At face value, such claims seem hard to swallow. But let's dive into the weeds to see if we can figure out how likely it is that this technology will end up watercoolers everywhere in the near future.
JetCool's technology uses microjets to force the liquid through to the CPU at high velocities, leading to greater impact with the chip and therefore better heat transfer. It's also a direct-die cooling solution, that sees the water actually touching the CPU. There's no cold plate between the water and the chip, again improving contact and therefore improving cooling.
All of this means that the coolers can be thinner, more efficient, and provide greater cooling capacity. Jetcool claims heat transfer can be more than 10 times that of microchannel watercooling, and 100 times more efficient than typical cold plates.

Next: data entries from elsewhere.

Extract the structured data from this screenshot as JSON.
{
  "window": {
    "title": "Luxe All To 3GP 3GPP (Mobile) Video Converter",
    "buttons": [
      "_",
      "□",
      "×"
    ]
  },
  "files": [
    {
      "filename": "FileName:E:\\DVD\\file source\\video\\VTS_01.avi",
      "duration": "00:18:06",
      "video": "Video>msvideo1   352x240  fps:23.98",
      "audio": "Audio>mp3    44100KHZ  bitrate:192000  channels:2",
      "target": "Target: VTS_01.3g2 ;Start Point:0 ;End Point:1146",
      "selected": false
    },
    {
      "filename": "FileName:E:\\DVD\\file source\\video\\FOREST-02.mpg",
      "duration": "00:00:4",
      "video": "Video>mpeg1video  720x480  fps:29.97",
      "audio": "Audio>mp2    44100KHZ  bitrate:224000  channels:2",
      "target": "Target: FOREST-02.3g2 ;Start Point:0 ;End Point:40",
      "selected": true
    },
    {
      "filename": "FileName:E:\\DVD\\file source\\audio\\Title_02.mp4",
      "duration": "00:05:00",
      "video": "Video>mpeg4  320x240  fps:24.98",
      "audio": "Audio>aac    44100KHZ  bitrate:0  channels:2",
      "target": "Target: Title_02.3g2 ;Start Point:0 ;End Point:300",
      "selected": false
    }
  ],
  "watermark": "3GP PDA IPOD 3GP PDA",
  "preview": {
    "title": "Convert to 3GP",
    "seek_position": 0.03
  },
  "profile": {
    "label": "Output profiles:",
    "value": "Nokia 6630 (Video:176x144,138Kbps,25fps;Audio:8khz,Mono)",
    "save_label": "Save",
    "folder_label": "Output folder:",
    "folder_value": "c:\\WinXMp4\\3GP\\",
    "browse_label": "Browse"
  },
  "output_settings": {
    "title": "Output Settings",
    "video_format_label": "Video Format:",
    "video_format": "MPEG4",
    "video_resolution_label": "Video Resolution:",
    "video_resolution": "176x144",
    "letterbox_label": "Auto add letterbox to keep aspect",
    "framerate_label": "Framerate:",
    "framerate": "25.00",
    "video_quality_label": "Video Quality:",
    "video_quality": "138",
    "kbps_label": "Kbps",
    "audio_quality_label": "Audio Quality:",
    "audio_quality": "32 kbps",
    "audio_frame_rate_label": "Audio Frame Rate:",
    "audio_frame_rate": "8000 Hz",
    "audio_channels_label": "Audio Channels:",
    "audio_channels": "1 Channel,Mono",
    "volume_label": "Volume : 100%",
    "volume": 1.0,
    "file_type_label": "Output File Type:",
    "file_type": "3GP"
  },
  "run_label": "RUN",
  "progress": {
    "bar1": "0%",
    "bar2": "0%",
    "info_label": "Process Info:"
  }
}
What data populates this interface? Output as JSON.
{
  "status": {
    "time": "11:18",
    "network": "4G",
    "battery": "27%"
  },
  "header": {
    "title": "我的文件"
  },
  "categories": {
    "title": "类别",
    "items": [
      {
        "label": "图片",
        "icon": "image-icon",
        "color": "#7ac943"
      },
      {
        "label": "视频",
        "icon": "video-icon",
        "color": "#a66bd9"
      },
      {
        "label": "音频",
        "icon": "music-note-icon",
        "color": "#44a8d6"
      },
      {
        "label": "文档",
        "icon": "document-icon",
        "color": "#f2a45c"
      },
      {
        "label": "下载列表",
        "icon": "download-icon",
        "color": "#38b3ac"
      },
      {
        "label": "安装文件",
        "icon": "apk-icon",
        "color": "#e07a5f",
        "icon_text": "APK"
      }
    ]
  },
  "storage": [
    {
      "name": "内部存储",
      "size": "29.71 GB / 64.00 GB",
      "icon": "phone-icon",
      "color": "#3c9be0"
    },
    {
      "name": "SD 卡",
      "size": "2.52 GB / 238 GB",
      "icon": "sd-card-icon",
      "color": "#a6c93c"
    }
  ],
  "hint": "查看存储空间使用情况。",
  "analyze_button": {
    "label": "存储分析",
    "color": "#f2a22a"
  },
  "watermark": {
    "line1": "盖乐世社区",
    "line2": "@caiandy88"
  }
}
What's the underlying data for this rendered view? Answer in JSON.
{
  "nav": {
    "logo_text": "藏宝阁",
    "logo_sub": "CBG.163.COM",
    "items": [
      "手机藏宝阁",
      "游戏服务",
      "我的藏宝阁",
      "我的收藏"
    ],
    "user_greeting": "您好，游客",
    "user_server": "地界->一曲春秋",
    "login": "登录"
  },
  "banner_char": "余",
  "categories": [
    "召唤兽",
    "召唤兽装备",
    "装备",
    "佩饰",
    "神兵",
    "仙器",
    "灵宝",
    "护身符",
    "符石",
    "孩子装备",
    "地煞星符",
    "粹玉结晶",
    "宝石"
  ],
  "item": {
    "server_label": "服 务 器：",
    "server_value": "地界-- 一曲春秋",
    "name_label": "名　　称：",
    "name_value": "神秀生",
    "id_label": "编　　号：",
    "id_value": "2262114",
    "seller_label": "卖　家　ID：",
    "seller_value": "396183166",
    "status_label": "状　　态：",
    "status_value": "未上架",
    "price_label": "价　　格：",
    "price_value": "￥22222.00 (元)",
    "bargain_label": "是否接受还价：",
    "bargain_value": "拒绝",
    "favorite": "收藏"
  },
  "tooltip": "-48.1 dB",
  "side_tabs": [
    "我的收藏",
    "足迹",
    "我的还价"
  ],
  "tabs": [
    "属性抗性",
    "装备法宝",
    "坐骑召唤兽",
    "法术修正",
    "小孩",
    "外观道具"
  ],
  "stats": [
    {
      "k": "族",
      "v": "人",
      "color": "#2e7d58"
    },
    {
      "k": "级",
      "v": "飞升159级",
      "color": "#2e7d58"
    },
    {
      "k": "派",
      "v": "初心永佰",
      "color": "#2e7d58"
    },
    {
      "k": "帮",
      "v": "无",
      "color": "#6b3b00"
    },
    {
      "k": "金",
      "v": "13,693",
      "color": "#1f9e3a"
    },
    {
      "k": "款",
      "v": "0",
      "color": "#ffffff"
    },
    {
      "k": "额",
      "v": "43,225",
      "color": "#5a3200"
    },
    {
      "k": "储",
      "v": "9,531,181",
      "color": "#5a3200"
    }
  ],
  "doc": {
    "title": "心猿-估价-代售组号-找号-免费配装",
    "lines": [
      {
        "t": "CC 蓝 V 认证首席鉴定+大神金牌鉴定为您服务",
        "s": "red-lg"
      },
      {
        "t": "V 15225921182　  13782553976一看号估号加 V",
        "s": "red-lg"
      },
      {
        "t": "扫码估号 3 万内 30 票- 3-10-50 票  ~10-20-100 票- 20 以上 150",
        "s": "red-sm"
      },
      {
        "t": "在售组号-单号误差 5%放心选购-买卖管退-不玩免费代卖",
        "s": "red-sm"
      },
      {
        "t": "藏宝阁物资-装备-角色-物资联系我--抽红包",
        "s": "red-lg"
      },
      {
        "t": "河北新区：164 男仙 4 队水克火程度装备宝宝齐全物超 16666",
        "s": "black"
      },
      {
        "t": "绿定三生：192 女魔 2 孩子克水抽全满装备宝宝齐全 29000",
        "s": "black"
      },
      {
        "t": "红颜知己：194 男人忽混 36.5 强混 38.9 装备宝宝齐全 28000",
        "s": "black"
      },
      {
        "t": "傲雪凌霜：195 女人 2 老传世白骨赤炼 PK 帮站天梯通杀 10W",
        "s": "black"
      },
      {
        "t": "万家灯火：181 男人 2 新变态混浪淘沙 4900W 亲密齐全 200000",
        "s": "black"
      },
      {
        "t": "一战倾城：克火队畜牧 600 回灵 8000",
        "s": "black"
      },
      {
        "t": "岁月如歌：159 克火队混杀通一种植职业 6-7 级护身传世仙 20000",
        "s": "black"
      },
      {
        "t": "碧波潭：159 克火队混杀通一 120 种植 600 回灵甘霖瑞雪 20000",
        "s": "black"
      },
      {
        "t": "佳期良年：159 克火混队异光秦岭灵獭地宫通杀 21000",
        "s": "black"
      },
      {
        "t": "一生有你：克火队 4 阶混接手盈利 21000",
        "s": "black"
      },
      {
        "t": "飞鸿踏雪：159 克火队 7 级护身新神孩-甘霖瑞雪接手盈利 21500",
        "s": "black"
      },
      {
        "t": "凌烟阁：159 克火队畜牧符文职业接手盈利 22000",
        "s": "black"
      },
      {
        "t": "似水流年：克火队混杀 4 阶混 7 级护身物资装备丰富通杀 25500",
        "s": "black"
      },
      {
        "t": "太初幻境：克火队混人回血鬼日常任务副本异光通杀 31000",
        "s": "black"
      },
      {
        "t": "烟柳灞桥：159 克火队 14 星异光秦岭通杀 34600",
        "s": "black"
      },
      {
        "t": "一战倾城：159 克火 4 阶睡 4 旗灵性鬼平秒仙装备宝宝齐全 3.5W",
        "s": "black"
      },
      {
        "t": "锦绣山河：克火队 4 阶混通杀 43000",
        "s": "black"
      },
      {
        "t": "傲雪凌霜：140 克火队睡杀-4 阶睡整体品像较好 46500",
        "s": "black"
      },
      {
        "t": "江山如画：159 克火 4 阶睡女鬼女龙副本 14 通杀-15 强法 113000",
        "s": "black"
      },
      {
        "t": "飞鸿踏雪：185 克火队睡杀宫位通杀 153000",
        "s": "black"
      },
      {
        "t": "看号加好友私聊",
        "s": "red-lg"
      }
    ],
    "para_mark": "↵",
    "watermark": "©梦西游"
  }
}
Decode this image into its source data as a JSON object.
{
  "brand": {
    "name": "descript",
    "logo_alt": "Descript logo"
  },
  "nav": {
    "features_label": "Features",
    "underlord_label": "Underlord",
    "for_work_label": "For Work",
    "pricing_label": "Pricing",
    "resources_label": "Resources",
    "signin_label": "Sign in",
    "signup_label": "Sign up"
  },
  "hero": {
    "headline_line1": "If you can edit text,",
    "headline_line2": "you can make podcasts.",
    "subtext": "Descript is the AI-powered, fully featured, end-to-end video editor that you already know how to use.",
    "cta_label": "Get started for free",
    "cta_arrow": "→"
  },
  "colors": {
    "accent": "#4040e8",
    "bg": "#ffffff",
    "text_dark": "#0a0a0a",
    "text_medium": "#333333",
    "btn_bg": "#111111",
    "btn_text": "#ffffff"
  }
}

JetCool doesn't think that its die-level cooling solution would be ideal for enthusiasts, suggesting instead that it might make sense for larger boards, like monoblock solutions. The others, it claims, will be better suited for system integrators, OEMs, and datacenters.
We'll have to wait and see if this technology becomes viable for a wider array of consumer options, but as Hexus highlights, if you want to download a simulation to see what effect this JetCool tech could have on your system, JetCool does have some files you can grab to try it out.